The point guard has been out of the league for a month after he was traded by Cleveland to Utah at the deadline, then waived by the Jazz.

Rose likely could have signed with Minnesota earlier in the week but wanted to wait until after the birth of his daughter, who was born three days ago.

Now that he's here, Rose feels as though he's ready to contribute.

"I've been working out the entire time I've been out, just learning my routine, being a pro," he said. "The only thing I'm missing now is the opportunity. Talking to Thibs, he sounds like he's going to give me the opportunity, so it's all about learning the guys and fitting in at the right time."

Exactly how he'll fit it is up in the air. Rose is the fourth point guard on the Wolves' roster.

Thibodeau said he likes the versatility and mentioned how Minnesota played two point guards last season in Kris Dunn and Jones. Of course, Jones and Jeff Teague have barely played together at all this season, so two-point-guard lineups haven't been the norm.

"I think I can play with anybody, to tell you the truth," Rose said. "I know the game. I'm not a selfish player. I'm not here for stats or anything like that. I just want to win and help this team and franchise win."

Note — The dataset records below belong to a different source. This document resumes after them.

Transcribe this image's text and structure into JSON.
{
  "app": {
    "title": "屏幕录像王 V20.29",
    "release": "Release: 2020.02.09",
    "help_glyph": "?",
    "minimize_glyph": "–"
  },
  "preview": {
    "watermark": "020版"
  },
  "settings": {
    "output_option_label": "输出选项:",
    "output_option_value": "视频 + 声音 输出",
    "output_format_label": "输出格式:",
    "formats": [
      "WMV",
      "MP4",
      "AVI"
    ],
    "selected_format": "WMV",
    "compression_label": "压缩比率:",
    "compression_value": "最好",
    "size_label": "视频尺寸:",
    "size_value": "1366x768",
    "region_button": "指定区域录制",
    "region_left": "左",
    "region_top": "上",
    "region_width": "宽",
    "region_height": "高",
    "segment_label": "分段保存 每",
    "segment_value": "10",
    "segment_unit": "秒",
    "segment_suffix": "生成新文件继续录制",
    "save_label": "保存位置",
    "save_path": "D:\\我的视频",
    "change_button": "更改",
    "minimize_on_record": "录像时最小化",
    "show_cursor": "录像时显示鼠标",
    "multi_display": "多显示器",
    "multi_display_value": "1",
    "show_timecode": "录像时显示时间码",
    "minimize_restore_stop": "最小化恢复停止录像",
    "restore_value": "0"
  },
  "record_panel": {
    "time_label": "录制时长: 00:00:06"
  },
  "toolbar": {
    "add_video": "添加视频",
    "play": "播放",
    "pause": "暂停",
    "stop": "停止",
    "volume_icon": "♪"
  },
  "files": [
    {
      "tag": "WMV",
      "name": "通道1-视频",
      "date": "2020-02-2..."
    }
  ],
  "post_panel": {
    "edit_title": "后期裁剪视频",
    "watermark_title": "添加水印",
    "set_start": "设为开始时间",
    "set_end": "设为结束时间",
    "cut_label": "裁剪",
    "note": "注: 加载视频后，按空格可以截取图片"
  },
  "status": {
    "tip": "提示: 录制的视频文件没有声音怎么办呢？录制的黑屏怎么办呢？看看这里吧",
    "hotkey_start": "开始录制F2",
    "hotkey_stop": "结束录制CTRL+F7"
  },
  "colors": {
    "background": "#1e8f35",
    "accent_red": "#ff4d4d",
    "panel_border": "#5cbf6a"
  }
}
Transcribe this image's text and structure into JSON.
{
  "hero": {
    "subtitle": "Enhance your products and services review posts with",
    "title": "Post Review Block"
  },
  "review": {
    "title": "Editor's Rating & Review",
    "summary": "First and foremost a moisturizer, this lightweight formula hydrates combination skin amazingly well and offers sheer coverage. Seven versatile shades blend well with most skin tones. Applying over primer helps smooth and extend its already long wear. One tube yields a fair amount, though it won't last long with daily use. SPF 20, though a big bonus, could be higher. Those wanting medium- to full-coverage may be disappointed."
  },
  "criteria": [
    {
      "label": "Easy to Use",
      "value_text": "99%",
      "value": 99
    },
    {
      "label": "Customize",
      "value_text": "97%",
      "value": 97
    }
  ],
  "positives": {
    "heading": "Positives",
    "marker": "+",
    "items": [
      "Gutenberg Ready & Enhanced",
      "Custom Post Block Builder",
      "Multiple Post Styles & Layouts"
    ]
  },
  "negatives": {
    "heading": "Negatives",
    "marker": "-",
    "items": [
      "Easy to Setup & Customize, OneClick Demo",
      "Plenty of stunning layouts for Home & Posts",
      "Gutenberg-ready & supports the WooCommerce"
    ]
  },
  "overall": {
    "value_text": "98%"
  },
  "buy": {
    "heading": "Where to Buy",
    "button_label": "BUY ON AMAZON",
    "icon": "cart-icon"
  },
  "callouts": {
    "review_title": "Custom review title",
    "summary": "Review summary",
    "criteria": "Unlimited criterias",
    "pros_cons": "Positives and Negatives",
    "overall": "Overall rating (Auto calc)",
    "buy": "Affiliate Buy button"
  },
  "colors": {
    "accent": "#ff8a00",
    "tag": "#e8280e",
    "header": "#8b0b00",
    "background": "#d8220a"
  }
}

Rose said he talked to a few teams after being waived by Utah, but he liked the familiarity that exists in Minnesota. He was teammates with Taj Gibson and Jimmy Butler in Chicago, and played his best basketball under Thibodeau. It was also important to Rose to join a contender. He wants to help a team make a run.

Rose knows there are questions about his character. He's hoping to answer them with his actions.

"I'm still here. That shows everybody about my character and all that," he said. "I'm still here playing, I still love the game. I can sit here and tell you all this by expressing it with words; I want to do it with action."

Rose, who said Thursday that he was close to signing with Minnesota last offseason, won't return to his MVP form, but he flashed the ability to still play last year in New York when he averaged 18 points a game. But in a free-agent market void of good options, Rose is a cheap rental who is at least capable of providing a burst.

Some question if Rose has anything left in the tank at this point in his career. If he does, Thibodeau is probably the guy to get it out of him.

"So far he has been the best coach (for me)," Rose said. "I still think I got a lot left. Who knows if he can still spark something up."